Elyria about to get Stabilized.
I'm guessing most Denver residents don't even know where the Elyria neighborhood is located as they zoom over it on I-70. I probably wouldn't either were it not for the fact that my first job in Denver, back in 1972, involved going house-to-house there to distribute leaflets for the Denver Public Schools to encourage enrollment in a GED program.
Tom Anthony, President of the Elyria Neighborhood Association, recently wrote:
I was just served notice that my adjustable-rate mortgage is ratcheting up by 2 percent in February. As president of my neighborhood association, I also received notice by the city of Denver about their Neighborhood Stabilization Program dated Nov. 14, for which the comment period ends Dec. 1 - Monday.
The plan involves the city taking possession of about $6 million in foreclosed properties by purchasing foreclosed mortgages from the banking industry that investors won't buy. We believe the shortened comment period is due to the fact the banks want to unload their defaulted paper onto the taxpayers in time to make consumer loans for Christmas.
Another $10 million is being requested from the state for the purpose of purchasing and demolishing homes nobody wants, in neighborhoods nobody wants to live in. Thus, the "Neighborhood Stabilization Program" may direct up to 63 percent of its funding into purchasing and demolishing Denver homes and taking them out of the tax base.
While some Denver neighborhoods are getting Historical District status - which means it virtually takes an act of Congress to remove a house - other neighborhoods stand to be at least decimated by the Neighborhood Stabilization Program, in which an act of council can wipe out dozens if not hundreds of homes in one fell swoop. For this reason I must ask other neighborhoods to take note. Elyria Neighborhood has led the metro area in the foreclosure rate for nearly four years, ever since the Colorado Department of Transportation Web sited a proposed realignment of Interstate 70 that will put a 12-lane-wide stretch of that highway over our neighborhood.

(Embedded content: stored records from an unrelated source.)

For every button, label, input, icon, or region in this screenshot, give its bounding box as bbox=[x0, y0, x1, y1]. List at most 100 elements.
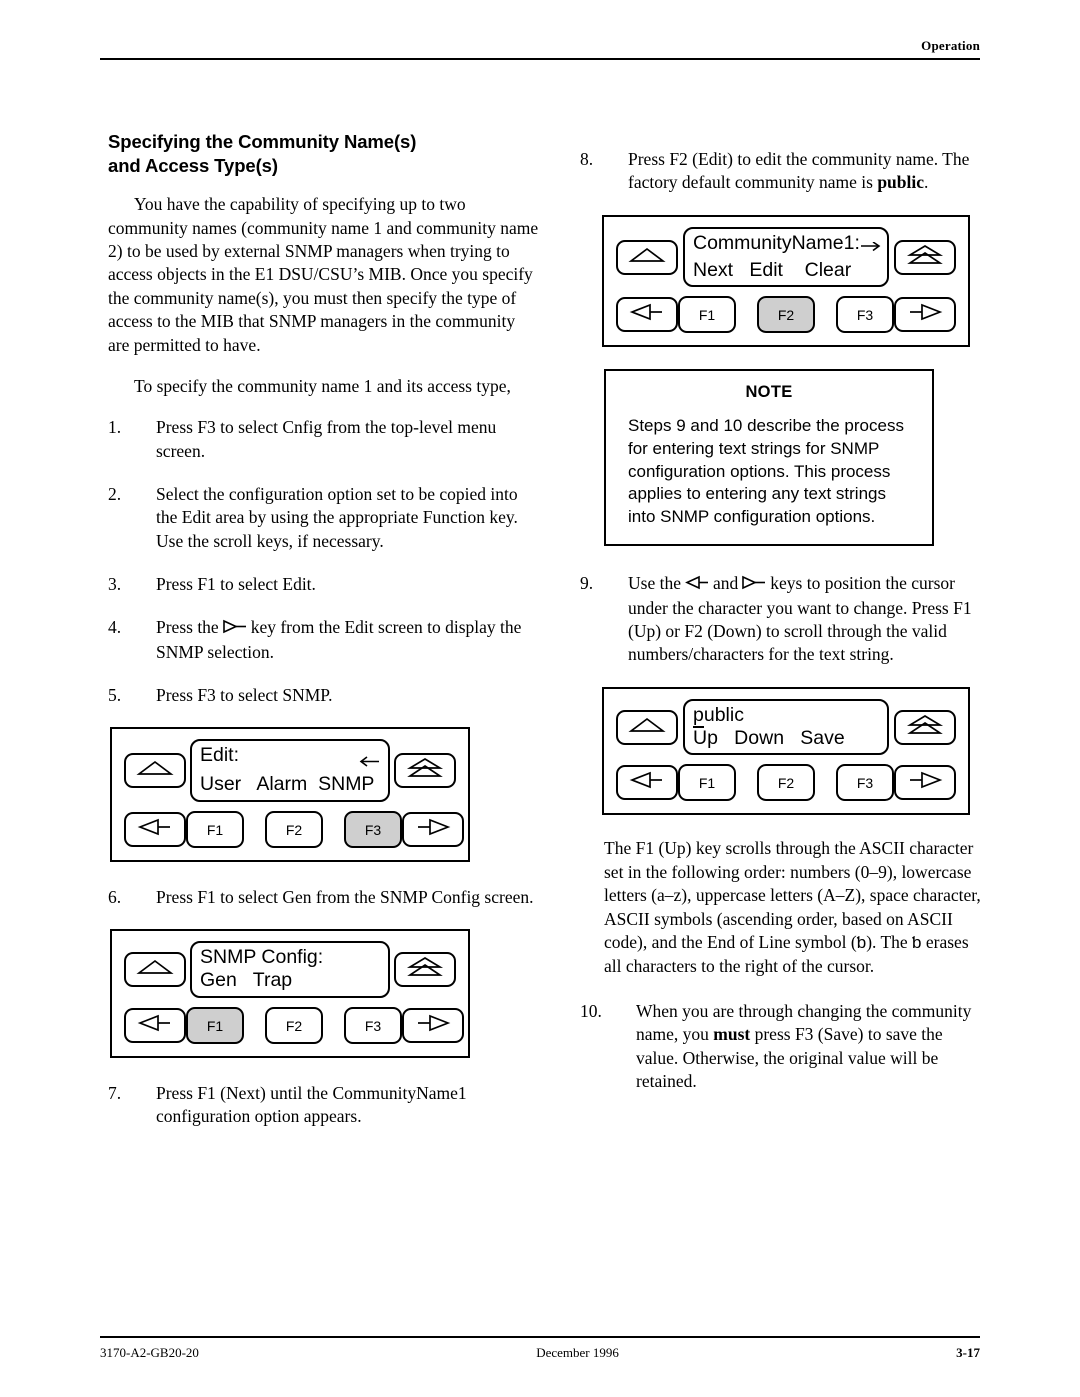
page-header: Operation bbox=[100, 38, 980, 60]
function-key-f1[interactable]: F1 bbox=[186, 1007, 244, 1045]
step-7-number: 7. bbox=[108, 1083, 122, 1104]
step-3: 3. Press F1 to select Edit. bbox=[108, 573, 540, 596]
lead-in-paragraph: To specify the community name 1 and its … bbox=[134, 375, 511, 396]
cursor-left-button[interactable] bbox=[124, 1008, 186, 1044]
device-panel-public: public Up Down Save F1 F2 F3 bbox=[602, 686, 970, 816]
scroll-up-icon bbox=[134, 958, 176, 981]
lcd-snmp-line-2: Gen Trap bbox=[200, 969, 293, 992]
cursor-left-button[interactable] bbox=[616, 297, 678, 333]
home-button[interactable] bbox=[394, 952, 456, 988]
note-box: NOTE Steps 9 and 10 describe the process… bbox=[604, 369, 934, 547]
scroll-up-icon bbox=[626, 716, 668, 739]
lcd-snmp-line-1: SNMP Config: bbox=[200, 946, 324, 969]
cursor-right-button[interactable] bbox=[402, 1008, 464, 1044]
step-7: 7. Press F1 (Next) until the CommunityNa… bbox=[108, 1082, 540, 1129]
section-title-line-1: Specifying the Community Name(s) bbox=[108, 131, 417, 152]
right-arrow-icon bbox=[412, 1014, 454, 1037]
ascii-paragraph-part-2: ). The bbox=[866, 931, 908, 952]
scroll-up-button[interactable] bbox=[616, 709, 678, 745]
note-title: NOTE bbox=[745, 383, 793, 402]
lcd-community-line-1-text: CommunityName1: bbox=[693, 231, 860, 254]
lcd-edit-line-2: User Alarm SNMP bbox=[200, 773, 375, 796]
step-5-text: Press F3 to select SNMP. bbox=[156, 685, 333, 706]
cursor-left-button[interactable] bbox=[616, 765, 678, 801]
right-arrow-key-icon bbox=[741, 573, 767, 596]
step-8: 8. Press F2 (Edit) to edit the community… bbox=[580, 148, 984, 195]
scroll-up-icon bbox=[134, 759, 176, 782]
scroll-up-icon bbox=[626, 246, 668, 269]
step-10: 10. When you are through changing the co… bbox=[580, 1000, 984, 1093]
step-3-text: Press F1 to select Edit. bbox=[156, 574, 316, 595]
section-title-line-2: and Access Type(s) bbox=[108, 154, 278, 176]
function-key-f3[interactable]: F3 bbox=[344, 1007, 402, 1045]
lcd-display-edit: Edit: User Alarm SNMP bbox=[190, 739, 390, 803]
lcd-public-line-2: Up Down Save bbox=[693, 726, 845, 749]
left-arrow-icon bbox=[134, 1014, 176, 1037]
home-button[interactable] bbox=[394, 753, 456, 789]
panel-edit-bottom-row: F1 F2 F3 bbox=[124, 811, 464, 849]
step-4: 4. Press the key from the Edit screen to … bbox=[108, 616, 540, 664]
footer-row: 3170-A2-GB20-20 December 1996 3-17 bbox=[100, 1345, 980, 1361]
cursor-right-button[interactable] bbox=[894, 297, 956, 333]
running-head: Operation bbox=[921, 38, 980, 53]
double-up-icon bbox=[904, 244, 946, 271]
panel-snmp-top-row: SNMP Config: Gen Trap bbox=[124, 941, 456, 999]
step-9-number: 9. bbox=[580, 573, 594, 594]
function-key-f1[interactable]: F1 bbox=[678, 296, 736, 334]
footer-rule bbox=[100, 1336, 980, 1338]
footer-date: December 1996 bbox=[536, 1345, 619, 1360]
step-6-text: Press F1 to select Gen from the SNMP Con… bbox=[156, 887, 534, 908]
footer-page-number: 3-17 bbox=[956, 1345, 980, 1360]
device-panel-snmp-config: SNMP Config: Gen Trap F1 F2 F3 bbox=[110, 929, 470, 1059]
home-button[interactable] bbox=[894, 239, 956, 275]
left-arrow-icon bbox=[626, 771, 668, 794]
right-arrow-icon bbox=[904, 303, 946, 326]
right-arrow-key-icon bbox=[222, 617, 248, 640]
left-arrow-key-icon bbox=[684, 573, 710, 596]
step-8-number: 8. bbox=[580, 149, 594, 169]
intro-paragraph: You have the capability of specifying up… bbox=[108, 194, 539, 355]
step-5-number: 5. bbox=[108, 685, 122, 706]
function-key-f3[interactable]: F3 bbox=[344, 811, 402, 849]
ascii-order-paragraph: The F1 (Up) key scrolls through the ASCI… bbox=[604, 837, 982, 977]
step-6-number: 6. bbox=[108, 887, 122, 908]
lcd-edit-line-1-text: Edit: bbox=[200, 744, 240, 767]
function-key-f2[interactable]: F2 bbox=[757, 296, 815, 334]
left-arrow-icon bbox=[134, 818, 176, 841]
function-key-f3[interactable]: F3 bbox=[836, 296, 894, 334]
cursor-left-button[interactable] bbox=[124, 812, 186, 848]
scroll-up-button[interactable] bbox=[124, 753, 186, 789]
double-up-icon bbox=[404, 757, 446, 784]
panel-community-bottom-row: F1 F2 F3 bbox=[616, 296, 956, 334]
function-key-f1[interactable]: F1 bbox=[186, 811, 244, 849]
cursor-right-button[interactable] bbox=[894, 765, 956, 801]
cursor-right-button[interactable] bbox=[402, 812, 464, 848]
scroll-up-button[interactable] bbox=[616, 239, 678, 275]
device-panel-edit: Edit: User Alarm SNMP F1 F2 F3 bbox=[110, 727, 470, 863]
right-arrow-bar-icon bbox=[860, 232, 882, 259]
function-key-f3[interactable]: F3 bbox=[836, 764, 894, 802]
function-key-f2[interactable]: F2 bbox=[265, 1007, 323, 1045]
lcd-display-public: public Up Down Save bbox=[683, 698, 889, 756]
home-button[interactable] bbox=[894, 709, 956, 745]
step-4-number: 4. bbox=[108, 617, 122, 638]
right-arrow-icon bbox=[904, 771, 946, 794]
ascii-paragraph-part-1: The F1 (Up) key scrolls through the ASCI… bbox=[604, 838, 981, 952]
function-key-f2[interactable]: F2 bbox=[265, 811, 323, 849]
step-9: 9. Use the and keys to position the cursor… bbox=[580, 572, 984, 666]
footer-document-number: 3170-A2-GB20-20 bbox=[100, 1345, 199, 1360]
note-body: Steps 9 and 10 describe the process for … bbox=[628, 416, 904, 526]
right-column: 8. Press F2 (Edit) to edit the community… bbox=[580, 130, 984, 1113]
scroll-up-button[interactable] bbox=[124, 952, 186, 988]
function-key-f2[interactable]: F2 bbox=[757, 764, 815, 802]
header-rule bbox=[100, 58, 980, 60]
panel-public-top-row: public Up Down Save bbox=[616, 698, 956, 756]
page-title: Specifying the Community Name(s) and Acc… bbox=[108, 130, 540, 177]
function-key-f1[interactable]: F1 bbox=[678, 764, 736, 802]
right-arrow-icon bbox=[412, 818, 454, 841]
step-10-number: 10. bbox=[580, 1000, 602, 1021]
step-1: 1. Press F3 to select Cnfig from the top… bbox=[108, 416, 540, 463]
step-2-text: Select the configuration option set to b… bbox=[156, 483, 518, 551]
panel-snmp-bottom-row: F1 F2 F3 bbox=[124, 1007, 464, 1045]
lcd-community-line-2: Next Edit Clear bbox=[693, 258, 852, 281]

Three years ago the average home price in was $147,000. Today it's $61,000.
Not surprisingly we are a "starter home" neighborhood and lots of people had ARMs. When you sign on the line for an ARM you know you have to keep your credit good and also invest in your home so you can get a good appraisal, or else you won't get a refinance and your interest rate will jump.
I and many of my neighbors agreed to these terms because we did intend to improve our real estate. We remodeled, improved, added on, restored, landscaped, painted, applianced and furbished. Often we used credit accounts to accomplish this. However, we did not foresee the realignment of a 12-lane interstate highway over our neighborhood.
It does little good to add a bathroom when your appraised value drops by 70 percent.
Elyria was incorporated in 1880. We don't deserve this.